Cause, Events and Effects of the Great Depression
The Great Depression is often considered as the most devastating single economic event. It has caused an incredible downturn of countries in just a few months which lead to unemployment and poverty never seen before in developed countries. Although USA has taken the greatest hit in this economic event, countries in Latin America, Asia and especially Europe also experienced economic problems during the Great Depression.
The experiences during the Great Depression have become one big lesson for economists and financial analysts worldwide. The events that followed before and after initial activities during the Great Depression have become guides for everyone so that the 2nd Great Depression is prevented.
Known Causes of the Great Depression
There is no singular act or person that caused the Great Depression. Most experts consider the gradual movement in stock market as well as rapid reaction of consumers and investors as the main causes. But in order for the stock market to reach its status before the Great Depression certain factors were in place:
- Increased Reliability on Stock Market – while the stock market is regarded as a good way to earn a living, many people before the crash believed that it’s the best way to become rich. The result of this belief is increased interest in the stock market that drove shares higher than expected.
- Debt Deflation – access to debt has never been easier before the Great Depression. Lenders and banks are very open to their clients who wanted to gain loans for different purposes. Because of stiff competition, some lenders are willing to offer loans for those who can show 10% of the said loan.
- Depleting Demands for Products and Services – while the years before the Great Depression is considered a period of economic prosperity, people are still hesitant to spend. The idea of “economic prosperity” is not exactly the current notion wherein the government experiences surplus in budget and economic stability. USA still experienced minor recessions during the 20s (1924 and 1927) which contributed to the hesitation to spend and just focus on investment.
These factors all point out to single event that started the downward spiral of the US economy in 1929. On October 24, 1929 investors started to panic as the price of shares reached a point that future earnings will be considered absurd. Everyone stared to sell their shares which naturally affected the prices. By October 29, 1929 the stock market crashed and that day is forever remembered as the “Black Tuesday”.
During the time of the increased prices of stock shares, the Federal Reserve started to enforce higher interest rate. By increasing the interest rate, the Federal Reserve hoped that they can limit the increase of stock market shares which is already at a very rapid rate. Unfortunately, this created a side effect on industries that rely on interest rate for their success.
After the stock market crashed, the panic is not only on Wall Street as people started selling their shares. Very few people were able to sell their stocks but it was too late as the prices per share dwindled. Aside from panic in Wall Street, depositors also panicked because banks and other financial entities were also heavily invested on Wall Street as well. The result is massive bank runs which liquidated banks around the country. The US economy collapse in less than one year.

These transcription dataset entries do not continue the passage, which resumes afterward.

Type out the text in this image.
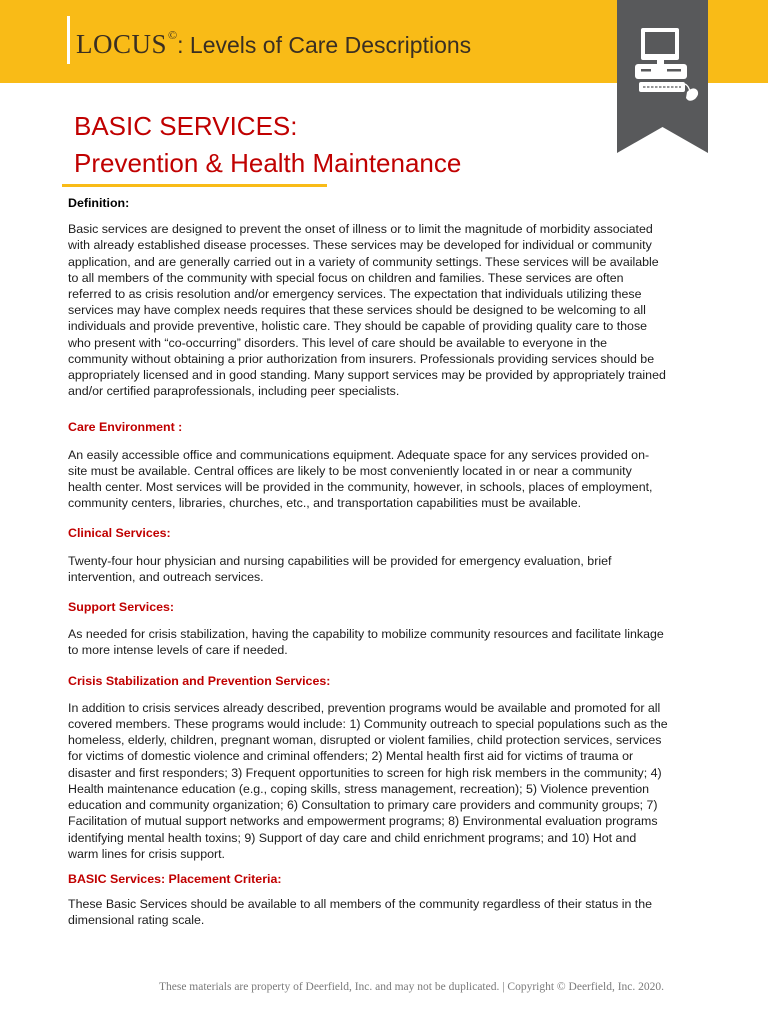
LOCUS©: Levels of Care Descriptions
BASIC SERVICES:
Prevention & Health Maintenance

Definition:

Basic services are designed to prevent the onset of illness or to limit the magnitude of morbidity associated with already established disease processes. These services may be developed for individual or community application, and are generally carried out in a variety of community settings. These services will be available to all members of the community with special focus on children and families. These services are often referred to as crisis resolution and/or emergency services. The expectation that individuals utilizing these services may have complex needs requires that these services should be designed to be welcoming to all individuals and provide preventive, holistic care. They should be capable of providing quality care to those who present with “co-occurring” disorders. This level of care should be available to everyone in the community without obtaining a prior authorization from insurers. Professionals providing services should be appropriately licensed and in good standing. Many support services may be provided by appropriately trained and/or certified paraprofessionals, including peer specialists.

Care Environment :

An easily accessible office and communications equipment. Adequate space for any services provided on-site must be available. Central offices are likely to be most conveniently located in or near a community health center. Most services will be provided in the community, however, in schools, places of employment, community centers, libraries, churches, etc., and transportation capabilities must be available.

Clinical Services:

Twenty-four hour physician and nursing capabilities will be provided for emergency evaluation, brief intervention, and outreach services.

Support Services:

As needed for crisis stabilization, having the capability to mobilize community resources and facilitate linkage to more intense levels of care if needed.

Crisis Stabilization and Prevention Services:

In addition to crisis services already described, prevention programs would be available and promoted for all covered members. These programs would include: 1) Community outreach to special populations such as the homeless, elderly, children, pregnant woman, disrupted or violent families, child protection services, services for victims of domestic violence and criminal offenders; 2) Mental health first aid for victims of trauma or disaster and first responders; 3) Frequent opportunities to screen for high risk members in the community; 4) Health maintenance education (e.g., coping skills, stress management, recreation); 5) Violence prevention education and community organization; 6) Consultation to primary care providers and community groups; 7) Facilitation of mutual support networks and empowerment programs; 8) Environmental evaluation programs identifying mental health toxins; 9) Support of day care and child enrichment programs; and 10) Hot and warm lines for crisis support.

BASIC Services: Placement Criteria:

These Basic Services should be available to all members of the community regardless of their status in the dimensional rating scale.

These materials are property of Deerfield, Inc. and may not be duplicated. | Copyright © Deerfield, Inc. 2020.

As already indicated, the increase in interest rate limited the capability of some companies. Among the industries affected were construction and automobiles. With an increased interest rate, they cannot easily purchase the raw materials they need. The result is limited production which also limited employment. Combine this problem with the crash in Wall Street, the country’s economy naturally went downhill.
Worldwide Effects of the Great Depression
- United States - The economic effect of the Great Depression lasted for more than five years from 1929. Unemployment reached 25% in 1933 and more than 5,000 banks were closed because of bank runs. Aside from the numbers on unemployment and closed banks, the agriculture industry in the country has been hit hard. There’s no shortage of natural supply such as water and land but the agriculture industry went through the Great Depression as if it is experiencing long term drought.
- United Kingdom - The towns and cities with economy based on large industries and heavy machinery were hit hard during recession. More than 20% of the workforce is unemployed and some cities even recorded 30% of their workforce were laid off and cannot land a job. The value of export also dropped to half of its original price because of the declining demand.
- Japan - Asia was not greatly affected by the Great Depression although Japan experienced an 8% decline in their economy. However, swift government action has helped the country to get out of the economic slump as early as 1933.
Recovery through New Deal
Recovery from the Great Depression started in 1933 and this was referred as the “New Deal”. President Roosevelt pushed for three “R”s as a way of helping the economy get out of slump. The “R”s means relief, recovery and reform and they are directed to unemployed, the economy and monetary policy, respectively. This plan created a chain of effects that allowed the government to increase monetary supply which also improved the gold inflows. It’s a slow unfolding as it took three years of implementation before the country got out of the Great Depression.